Denn wo ist "vernünftigen"? Sag nicht, dass das "meaningful" ist


----------



## Hutschi

Eine andere Form zur Korrektur wäre: "zwischen verschiedenen vernünftigen und bezahlbaren Versicherungen auswählen."


----------



## dec-sev

Vielleicht, verstehe ich "ezahlbar" und "vernünftig" nicht richtig?
_Das Zimmer im Hotel ist bezahlbar._  -- Ich muss das Zimmer bezahlen.
_Das Zimmer ist 30 Euro pro Nacht_  --  Der Preis ist vernunftig.
_Das Zimmer ist 3000 Euro pro Nacht_ -- Der Preis ist nicht vernunftig.
_"affordable"_ -- das kann ich mich gönnen, oder ich bin im Stande ewtas zu bezahlen.


----------



## berndf

dec-sev said:


> Denn wo ist "vernünftigen"? Sag nicht, dass das "meaningful" ist


"Meaningful and accountable". Das was eine KV halt "vernünftig" macht. Obwohl "afforable" auch dazu zählen sollte.



dec-sev said:


> Vielleicht, verstehe ich "ezahlbar" und "vernünftig" nicht richtig?
> _Das Zimmer im Hotel ist bezahlbar._ -- Ich muss das Zimmer bezahlen.


Tust Du in der Tat nicht:
_Das Zimmer im Hotel ist bezahlbar._ -- Das Zimmer ist preisgünstig genug, dass mein Geld ausreicht, es zu bezahlen. 
_Das Zimmer im Hotel ist nicht bezahlbar._ -- Das Zimmer ist so teuer, dass ich es mir nicht leisten kann, d.h. mein Geld reicht dafür nicht.

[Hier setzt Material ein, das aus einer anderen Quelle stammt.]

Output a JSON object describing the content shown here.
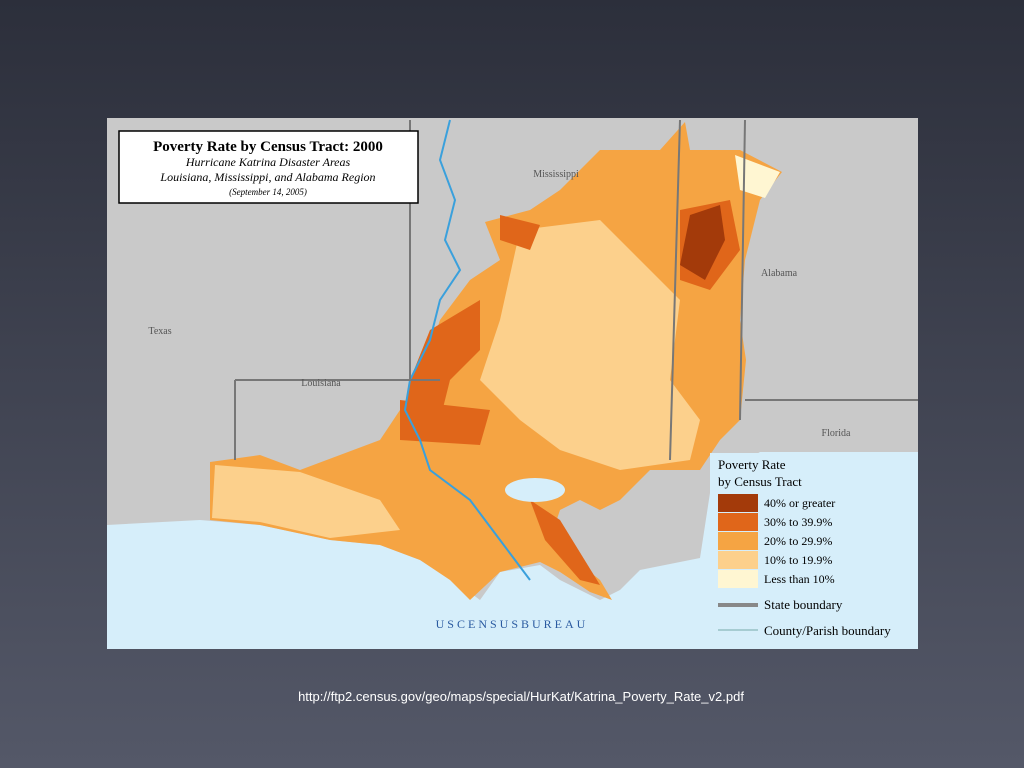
{
  "map": {
    "title": "Poverty Rate by Census Tract: 2000",
    "subtitle_lines": [
      "Hurricane Katrina Disaster Areas",
      "Louisiana, Mississippi, and Alabama Region"
    ],
    "date": "(September 14, 2005)",
    "state_labels": [
      "Mississippi",
      "Texas",
      "Louisiana",
      "Alabama",
      "Florida"
    ],
    "agency": "USCENSUSBUREAU"
  },
  "legend": {
    "title_lines": [
      "Poverty Rate",
      "by Census Tract"
    ],
    "items": [
      {
        "label": "40% or greater",
        "color": "#a33a0a"
      },
      {
        "label": "30% to 39.9%",
        "color": "#e0661a"
      },
      {
        "label": "20% to 29.9%",
        "color": "#f5a443"
      },
      {
        "label": "10% to 19.9%",
        "color": "#fcd08c"
      },
      {
        "label": "Less than 10%",
        "color": "#fff6d2"
      }
    ],
    "lines": [
      "State boundary",
      "County/Parish boundary"
    ]
  },
  "caption": "http://ftp2.census.gov/geo/maps/special/HurKat/Katrina_Poverty_Rate_v2.pdf"
}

Allgemein bedeutet _bezahlbar = nicht zu teuer_.


----------



## dec-sev

Ich habe das Original so verstanden:
responsible to someone or for some action; answerable
affordable – everybody can afford it  I mean the price of insurance.
Meaningful – they provide the real service, it’s not only on paper.
Accountable – here I have some doubts, but my guess is that the insurance company is fully responsible for their actions, that’s it’s not just another Medow affair.


----------



## berndf

dec-sev said:


> everybody can afford it  I mean the price of insurance.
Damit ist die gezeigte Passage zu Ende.